Pour bien manger, ces habitants lancent leur caisse commune de l'alimentation

Publié le 27 août. 2025

Dernière mise à jour 27 août. 2025

À Nantes et Saint-Herblain, 100 foyers des quartiers Bellevue, Chantenay et Sainte-Anne vont expérimenter, jusqu’en août 2026, un système de cotisation ouvrant droit à des produits de qualité, sains et durables. Pourquoi ? Comment ? Ils nous expliquent tout !

  • Cinq habitants engagés dans la caisse commune de l'alimentation.
    Nadia, Lucie, Maryline, Fabien et Alexandre font partie des 20 premiers habitants qui vont expérimenter à partir du 1er septembre la caisse commune de l’alimentation du quartier Bellevue / Chantenay / Sainte-Anne. © Tim Fox

L’idée d’une Sécurité sociale de l’alimentation

Faire ses courses avec une carte vitale alimentaire, comme si on allait à la pharmacie ou chez le médecin ? C’est un peu l’idée de la Sécurité sociale de l’alimentation (SSA). Défendue au niveau national par des élus et des collectif de citoyens, elle s’inspire de « la Sécu » née après guerre pour garantir à toutes et tous des soins de qualité, abordables, en demandant à chacun de cotiser selon ses moyens. Le projet est d’instituer le même droit pour l’alimentation, en octroyant à toutes et tous, chaque mois, une somme d’argent à dépenser dans des magasins et sur des produits conventionnés, de façon à bien s’alimenter en encourageant la consommation d’aliments bio, sains et locaux, bons pour la santé et la planète.

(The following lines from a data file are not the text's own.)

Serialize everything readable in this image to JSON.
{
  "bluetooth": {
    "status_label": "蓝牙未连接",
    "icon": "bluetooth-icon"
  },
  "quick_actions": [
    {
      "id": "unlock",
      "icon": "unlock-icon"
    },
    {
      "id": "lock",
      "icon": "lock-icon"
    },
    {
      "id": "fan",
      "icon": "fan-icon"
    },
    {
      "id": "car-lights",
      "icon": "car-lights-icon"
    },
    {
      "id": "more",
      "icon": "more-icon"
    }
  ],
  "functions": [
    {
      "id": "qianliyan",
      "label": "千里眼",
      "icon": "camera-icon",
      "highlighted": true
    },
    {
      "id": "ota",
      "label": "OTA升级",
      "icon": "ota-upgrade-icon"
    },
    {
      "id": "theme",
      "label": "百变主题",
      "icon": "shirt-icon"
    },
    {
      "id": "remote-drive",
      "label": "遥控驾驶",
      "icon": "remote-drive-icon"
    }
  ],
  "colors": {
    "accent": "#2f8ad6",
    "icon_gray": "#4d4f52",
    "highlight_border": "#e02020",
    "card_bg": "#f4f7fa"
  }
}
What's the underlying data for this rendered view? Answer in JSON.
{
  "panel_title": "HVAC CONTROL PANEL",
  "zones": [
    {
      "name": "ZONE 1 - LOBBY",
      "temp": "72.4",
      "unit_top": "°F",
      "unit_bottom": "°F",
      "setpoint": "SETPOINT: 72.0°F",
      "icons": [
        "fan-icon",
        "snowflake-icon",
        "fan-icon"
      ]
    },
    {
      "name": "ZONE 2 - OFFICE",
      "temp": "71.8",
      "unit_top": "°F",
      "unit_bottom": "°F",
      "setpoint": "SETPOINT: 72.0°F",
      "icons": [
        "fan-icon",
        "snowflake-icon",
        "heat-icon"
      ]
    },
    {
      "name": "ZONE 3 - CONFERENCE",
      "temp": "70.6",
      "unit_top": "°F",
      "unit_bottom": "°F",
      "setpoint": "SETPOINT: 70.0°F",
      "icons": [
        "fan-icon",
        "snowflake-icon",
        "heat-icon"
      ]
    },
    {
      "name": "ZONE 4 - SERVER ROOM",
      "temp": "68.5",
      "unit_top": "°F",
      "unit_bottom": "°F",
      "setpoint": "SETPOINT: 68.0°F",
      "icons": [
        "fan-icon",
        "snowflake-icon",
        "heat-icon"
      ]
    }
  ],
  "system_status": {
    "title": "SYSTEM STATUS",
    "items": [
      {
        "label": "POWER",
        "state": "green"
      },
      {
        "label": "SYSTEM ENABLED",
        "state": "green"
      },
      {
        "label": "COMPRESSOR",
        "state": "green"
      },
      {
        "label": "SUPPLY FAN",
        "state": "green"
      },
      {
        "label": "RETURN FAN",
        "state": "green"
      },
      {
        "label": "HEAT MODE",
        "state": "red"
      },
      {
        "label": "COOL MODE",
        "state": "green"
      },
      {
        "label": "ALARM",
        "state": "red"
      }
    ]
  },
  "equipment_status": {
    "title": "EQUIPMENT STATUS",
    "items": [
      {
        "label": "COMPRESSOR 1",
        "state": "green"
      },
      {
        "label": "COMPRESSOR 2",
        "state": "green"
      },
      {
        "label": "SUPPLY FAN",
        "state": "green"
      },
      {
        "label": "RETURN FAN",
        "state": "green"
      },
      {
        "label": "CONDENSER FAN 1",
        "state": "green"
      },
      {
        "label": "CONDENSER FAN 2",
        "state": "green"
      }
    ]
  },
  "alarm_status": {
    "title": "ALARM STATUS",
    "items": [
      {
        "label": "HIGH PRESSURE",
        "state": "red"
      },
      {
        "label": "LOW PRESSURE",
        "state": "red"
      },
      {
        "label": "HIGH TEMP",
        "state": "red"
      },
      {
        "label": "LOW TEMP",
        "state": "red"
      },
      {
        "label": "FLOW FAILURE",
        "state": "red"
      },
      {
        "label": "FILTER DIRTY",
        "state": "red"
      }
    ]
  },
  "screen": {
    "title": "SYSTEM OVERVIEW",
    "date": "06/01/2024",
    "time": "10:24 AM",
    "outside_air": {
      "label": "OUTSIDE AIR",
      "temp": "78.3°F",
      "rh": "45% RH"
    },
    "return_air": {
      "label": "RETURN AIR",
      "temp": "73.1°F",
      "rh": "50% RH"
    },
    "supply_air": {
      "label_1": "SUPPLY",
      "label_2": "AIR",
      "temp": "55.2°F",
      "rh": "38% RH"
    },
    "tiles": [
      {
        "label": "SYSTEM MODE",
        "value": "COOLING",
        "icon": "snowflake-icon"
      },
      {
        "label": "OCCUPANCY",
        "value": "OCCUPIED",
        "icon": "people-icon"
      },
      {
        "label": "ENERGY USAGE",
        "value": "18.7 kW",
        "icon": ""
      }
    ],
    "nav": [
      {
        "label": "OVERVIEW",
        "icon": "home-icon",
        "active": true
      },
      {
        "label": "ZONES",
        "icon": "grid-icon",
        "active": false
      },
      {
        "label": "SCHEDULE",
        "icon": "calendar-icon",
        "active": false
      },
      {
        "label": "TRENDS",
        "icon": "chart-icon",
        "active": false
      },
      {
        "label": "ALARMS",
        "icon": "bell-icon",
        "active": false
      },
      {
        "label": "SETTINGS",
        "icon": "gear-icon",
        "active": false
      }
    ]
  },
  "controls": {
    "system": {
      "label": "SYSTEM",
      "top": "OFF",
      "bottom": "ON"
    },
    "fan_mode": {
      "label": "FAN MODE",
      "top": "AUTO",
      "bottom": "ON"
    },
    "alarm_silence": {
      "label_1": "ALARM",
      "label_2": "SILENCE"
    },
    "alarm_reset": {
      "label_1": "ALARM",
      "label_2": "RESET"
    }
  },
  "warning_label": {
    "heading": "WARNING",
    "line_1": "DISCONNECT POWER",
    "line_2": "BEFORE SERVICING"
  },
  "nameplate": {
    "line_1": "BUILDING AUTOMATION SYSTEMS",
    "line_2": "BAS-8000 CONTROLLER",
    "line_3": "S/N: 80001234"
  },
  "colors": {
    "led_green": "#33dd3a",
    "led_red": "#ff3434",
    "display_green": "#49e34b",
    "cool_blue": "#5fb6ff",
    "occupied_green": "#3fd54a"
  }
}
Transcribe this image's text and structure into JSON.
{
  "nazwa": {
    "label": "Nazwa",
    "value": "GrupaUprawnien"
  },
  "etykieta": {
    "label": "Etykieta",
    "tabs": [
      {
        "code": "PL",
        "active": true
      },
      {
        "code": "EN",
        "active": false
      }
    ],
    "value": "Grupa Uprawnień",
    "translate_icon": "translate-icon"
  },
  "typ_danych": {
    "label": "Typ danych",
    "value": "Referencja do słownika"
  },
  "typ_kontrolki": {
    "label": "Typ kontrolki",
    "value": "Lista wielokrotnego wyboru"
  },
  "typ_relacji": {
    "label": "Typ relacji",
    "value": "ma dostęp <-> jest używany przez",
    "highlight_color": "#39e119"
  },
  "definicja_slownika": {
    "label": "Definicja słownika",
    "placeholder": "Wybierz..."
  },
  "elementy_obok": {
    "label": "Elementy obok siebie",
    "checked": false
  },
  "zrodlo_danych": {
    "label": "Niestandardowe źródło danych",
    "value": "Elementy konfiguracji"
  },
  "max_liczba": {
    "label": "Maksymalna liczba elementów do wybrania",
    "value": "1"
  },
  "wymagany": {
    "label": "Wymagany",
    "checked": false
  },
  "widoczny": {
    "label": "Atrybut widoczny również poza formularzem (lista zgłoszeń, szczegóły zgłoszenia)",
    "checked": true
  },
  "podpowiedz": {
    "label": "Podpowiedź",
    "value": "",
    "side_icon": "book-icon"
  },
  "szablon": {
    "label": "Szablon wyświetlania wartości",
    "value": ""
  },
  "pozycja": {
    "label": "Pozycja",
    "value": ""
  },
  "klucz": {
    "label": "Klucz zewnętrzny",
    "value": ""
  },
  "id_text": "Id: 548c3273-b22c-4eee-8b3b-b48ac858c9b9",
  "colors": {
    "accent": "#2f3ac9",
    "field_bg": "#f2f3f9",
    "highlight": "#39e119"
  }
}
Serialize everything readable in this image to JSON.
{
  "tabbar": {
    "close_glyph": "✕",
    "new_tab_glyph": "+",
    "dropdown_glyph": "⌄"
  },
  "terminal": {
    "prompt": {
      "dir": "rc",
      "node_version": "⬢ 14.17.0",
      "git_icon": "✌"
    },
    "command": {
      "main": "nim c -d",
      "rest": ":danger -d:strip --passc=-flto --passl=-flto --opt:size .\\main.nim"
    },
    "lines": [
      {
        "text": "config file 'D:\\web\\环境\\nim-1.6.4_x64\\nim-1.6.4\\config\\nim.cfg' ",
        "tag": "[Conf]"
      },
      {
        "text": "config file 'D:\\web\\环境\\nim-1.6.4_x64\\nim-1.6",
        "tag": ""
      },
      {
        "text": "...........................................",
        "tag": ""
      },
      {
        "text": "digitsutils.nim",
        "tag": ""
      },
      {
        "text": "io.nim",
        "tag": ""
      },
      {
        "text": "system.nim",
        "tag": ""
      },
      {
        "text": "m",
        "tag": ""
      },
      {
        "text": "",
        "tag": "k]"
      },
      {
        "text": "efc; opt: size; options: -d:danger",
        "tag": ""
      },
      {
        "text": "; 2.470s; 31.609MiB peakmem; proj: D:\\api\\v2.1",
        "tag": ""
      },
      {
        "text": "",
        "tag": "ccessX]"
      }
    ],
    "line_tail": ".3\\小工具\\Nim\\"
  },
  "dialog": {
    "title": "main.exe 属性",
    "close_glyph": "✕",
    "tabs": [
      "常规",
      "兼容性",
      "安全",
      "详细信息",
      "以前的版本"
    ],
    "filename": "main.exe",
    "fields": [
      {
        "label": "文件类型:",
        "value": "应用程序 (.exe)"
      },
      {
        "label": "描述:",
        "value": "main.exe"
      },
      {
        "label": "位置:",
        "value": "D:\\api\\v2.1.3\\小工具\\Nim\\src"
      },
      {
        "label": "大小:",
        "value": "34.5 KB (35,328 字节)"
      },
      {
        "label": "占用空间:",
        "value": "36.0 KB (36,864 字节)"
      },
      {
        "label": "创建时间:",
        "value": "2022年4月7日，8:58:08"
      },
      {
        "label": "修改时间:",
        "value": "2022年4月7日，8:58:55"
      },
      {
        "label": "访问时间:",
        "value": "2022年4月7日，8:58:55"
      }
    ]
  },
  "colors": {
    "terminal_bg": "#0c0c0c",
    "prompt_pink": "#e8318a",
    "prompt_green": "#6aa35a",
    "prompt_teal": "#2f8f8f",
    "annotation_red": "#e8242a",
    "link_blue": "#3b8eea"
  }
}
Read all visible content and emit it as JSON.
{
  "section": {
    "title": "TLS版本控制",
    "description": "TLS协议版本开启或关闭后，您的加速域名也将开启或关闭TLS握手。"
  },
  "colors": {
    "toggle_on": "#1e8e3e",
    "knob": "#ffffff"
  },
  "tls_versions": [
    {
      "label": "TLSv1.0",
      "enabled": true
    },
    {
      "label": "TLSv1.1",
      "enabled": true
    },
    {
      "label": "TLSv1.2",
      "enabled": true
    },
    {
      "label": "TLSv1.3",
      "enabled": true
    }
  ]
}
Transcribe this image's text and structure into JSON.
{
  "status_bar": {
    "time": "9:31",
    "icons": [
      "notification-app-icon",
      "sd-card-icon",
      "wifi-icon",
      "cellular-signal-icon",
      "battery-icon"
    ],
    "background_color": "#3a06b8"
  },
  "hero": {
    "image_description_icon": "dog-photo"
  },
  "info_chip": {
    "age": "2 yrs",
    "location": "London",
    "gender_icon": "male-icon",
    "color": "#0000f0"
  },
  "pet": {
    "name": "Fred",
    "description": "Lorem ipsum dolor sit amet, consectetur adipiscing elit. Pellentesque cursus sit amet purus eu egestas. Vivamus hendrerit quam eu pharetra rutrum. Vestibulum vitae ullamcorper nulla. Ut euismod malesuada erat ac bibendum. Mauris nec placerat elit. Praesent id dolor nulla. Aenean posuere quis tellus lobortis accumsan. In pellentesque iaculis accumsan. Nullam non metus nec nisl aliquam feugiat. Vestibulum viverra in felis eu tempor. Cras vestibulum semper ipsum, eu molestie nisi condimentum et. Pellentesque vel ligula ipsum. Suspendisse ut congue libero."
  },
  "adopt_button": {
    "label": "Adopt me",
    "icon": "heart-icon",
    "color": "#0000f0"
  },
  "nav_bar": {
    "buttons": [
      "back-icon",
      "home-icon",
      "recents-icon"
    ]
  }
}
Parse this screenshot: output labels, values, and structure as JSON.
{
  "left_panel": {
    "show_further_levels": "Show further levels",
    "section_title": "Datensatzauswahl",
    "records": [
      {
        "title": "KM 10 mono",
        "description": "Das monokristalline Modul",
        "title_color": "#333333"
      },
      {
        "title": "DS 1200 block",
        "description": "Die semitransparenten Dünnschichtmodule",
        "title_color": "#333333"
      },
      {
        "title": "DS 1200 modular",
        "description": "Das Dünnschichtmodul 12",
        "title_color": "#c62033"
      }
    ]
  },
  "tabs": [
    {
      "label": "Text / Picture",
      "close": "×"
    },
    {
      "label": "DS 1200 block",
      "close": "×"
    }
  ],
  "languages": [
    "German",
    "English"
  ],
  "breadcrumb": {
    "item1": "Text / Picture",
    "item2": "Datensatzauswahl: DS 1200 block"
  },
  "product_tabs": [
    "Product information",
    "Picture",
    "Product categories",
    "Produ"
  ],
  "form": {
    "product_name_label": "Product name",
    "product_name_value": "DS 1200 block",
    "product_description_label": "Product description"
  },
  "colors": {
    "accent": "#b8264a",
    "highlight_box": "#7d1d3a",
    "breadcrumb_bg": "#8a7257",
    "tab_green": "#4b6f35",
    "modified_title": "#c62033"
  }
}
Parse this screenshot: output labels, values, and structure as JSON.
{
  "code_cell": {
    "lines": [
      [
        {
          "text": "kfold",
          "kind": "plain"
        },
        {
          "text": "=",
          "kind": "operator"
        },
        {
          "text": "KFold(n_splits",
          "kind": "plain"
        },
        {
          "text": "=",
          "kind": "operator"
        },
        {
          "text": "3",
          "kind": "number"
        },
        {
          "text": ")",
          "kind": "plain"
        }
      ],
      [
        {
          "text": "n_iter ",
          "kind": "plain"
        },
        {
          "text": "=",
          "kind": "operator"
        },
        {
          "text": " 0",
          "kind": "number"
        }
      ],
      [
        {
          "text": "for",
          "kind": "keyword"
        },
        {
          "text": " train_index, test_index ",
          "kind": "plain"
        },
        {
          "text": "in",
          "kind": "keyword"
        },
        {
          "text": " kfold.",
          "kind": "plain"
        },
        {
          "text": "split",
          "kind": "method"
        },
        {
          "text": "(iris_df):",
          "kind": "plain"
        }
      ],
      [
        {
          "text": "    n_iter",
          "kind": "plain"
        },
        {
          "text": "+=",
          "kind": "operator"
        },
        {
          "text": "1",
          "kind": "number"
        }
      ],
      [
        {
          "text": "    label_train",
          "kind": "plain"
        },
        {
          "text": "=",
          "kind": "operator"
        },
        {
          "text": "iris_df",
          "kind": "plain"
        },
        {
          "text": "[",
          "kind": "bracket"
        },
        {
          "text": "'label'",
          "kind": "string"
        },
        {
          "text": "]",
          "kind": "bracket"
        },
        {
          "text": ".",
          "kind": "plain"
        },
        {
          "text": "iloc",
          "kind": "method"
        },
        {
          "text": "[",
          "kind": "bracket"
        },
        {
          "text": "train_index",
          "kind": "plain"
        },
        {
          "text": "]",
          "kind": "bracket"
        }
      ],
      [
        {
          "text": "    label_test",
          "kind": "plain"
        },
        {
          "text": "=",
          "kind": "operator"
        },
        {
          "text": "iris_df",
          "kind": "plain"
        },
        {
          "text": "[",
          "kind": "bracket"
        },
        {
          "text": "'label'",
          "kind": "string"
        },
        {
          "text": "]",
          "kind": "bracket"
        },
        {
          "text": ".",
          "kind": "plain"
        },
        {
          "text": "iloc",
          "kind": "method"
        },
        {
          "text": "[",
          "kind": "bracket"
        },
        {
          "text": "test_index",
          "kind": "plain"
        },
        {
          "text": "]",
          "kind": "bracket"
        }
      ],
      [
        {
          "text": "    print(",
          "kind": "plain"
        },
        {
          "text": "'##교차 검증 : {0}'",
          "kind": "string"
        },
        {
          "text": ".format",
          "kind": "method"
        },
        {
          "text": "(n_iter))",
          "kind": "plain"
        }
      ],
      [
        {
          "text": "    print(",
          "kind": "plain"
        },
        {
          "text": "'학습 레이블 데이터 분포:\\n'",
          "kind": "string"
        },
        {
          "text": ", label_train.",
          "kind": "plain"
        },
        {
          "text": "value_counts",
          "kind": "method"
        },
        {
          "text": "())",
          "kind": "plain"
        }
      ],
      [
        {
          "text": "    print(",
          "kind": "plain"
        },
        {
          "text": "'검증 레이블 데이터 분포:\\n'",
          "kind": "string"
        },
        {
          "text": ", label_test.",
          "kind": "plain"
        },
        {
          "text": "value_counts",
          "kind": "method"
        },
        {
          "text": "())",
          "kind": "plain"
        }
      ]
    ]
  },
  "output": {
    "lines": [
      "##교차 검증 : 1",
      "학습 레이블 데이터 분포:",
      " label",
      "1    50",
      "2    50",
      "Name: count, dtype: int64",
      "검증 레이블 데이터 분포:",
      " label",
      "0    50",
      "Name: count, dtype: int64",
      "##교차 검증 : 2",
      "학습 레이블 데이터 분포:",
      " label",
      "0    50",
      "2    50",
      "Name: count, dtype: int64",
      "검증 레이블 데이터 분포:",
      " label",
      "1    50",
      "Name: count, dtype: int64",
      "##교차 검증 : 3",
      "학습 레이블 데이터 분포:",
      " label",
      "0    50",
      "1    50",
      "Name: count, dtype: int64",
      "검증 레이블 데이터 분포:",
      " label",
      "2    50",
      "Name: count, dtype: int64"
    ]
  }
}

Une expérimentation citoyenne locale

En attendant qu’un tel modèle universaliste, capable de transformer notre système alimentaire, voit le jour, 100 foyers habitants les quartiers de Bellevue, Chantenay, Sainte-Anne, Saint-Herblain Est vont expérimenter, à partir de septembre 2025, leur propre « caisse commune de l’alimentation », alimentée par chacun selon ses moyens, avec des soutiens financiers, publics et privés (lire ci-dessous). Un second test sur un territoire plus rural, représentatif d’autres enjeux d’accès à l’alimentation, sera lancé en parallèle par l’association Campus Fertile à Chéméré, Rouans, Le Pellerin et Saint-Jean-de-Boiseau, en alliance entre Nantes Métropole et le Pays de Retz.

Une gestion démocratique

  • Guillaume Hernandez, directeur de l'association VRAC Nantes Métropole, prend la parole en compagnie du comité habitant de la caisse commune alimentaire de Bellevue - Chantenay - Sainte-Anne.
    Ce projet citoyen, à la croisée des enjeux d'alimentation, de santé, de transitions écologiques et agricoles et de démocratie, est soutenu par les collectivités locales et plusieurs fondations. © Tim Fox

Ce sont les usagers de la caisse eux-mêmes qui choisissent collectivement – via un comité habitant - le système de cotisations, les lieux de vente et les produits éligibles…. Sur Bellevue, Chantenay Sainte-Anne, les habitants contribueront de 5 à 200 euros par personne, selon le « reste à vivre » du foyer (ndlr, le revenu disponible moins les charges fixes). En contrepartie, ils recevront une allocation alimentaire de 100 € par personne + 50 € par membre supplémentaire du foyer. Elle sera versée tous les mois, en monnaie locale via l’application Moneko qui permettra d’acheter les produits et d’évaluer le dispositif. Son montant reflète « un choix prudent financièrement», précise Fabien, membre du comité habitant qui planche depuis six mois sur ce projet. « Nous avons besoin que la caisse soit à l’équilibre pour être pérenne. Et il faut pouvoir dépenser la somme, surtout au début, le temps de développer un réseau de points de vente conventionnés. 100€ semblait un minimum pour avoir un réel impact pour les participantes et participants. »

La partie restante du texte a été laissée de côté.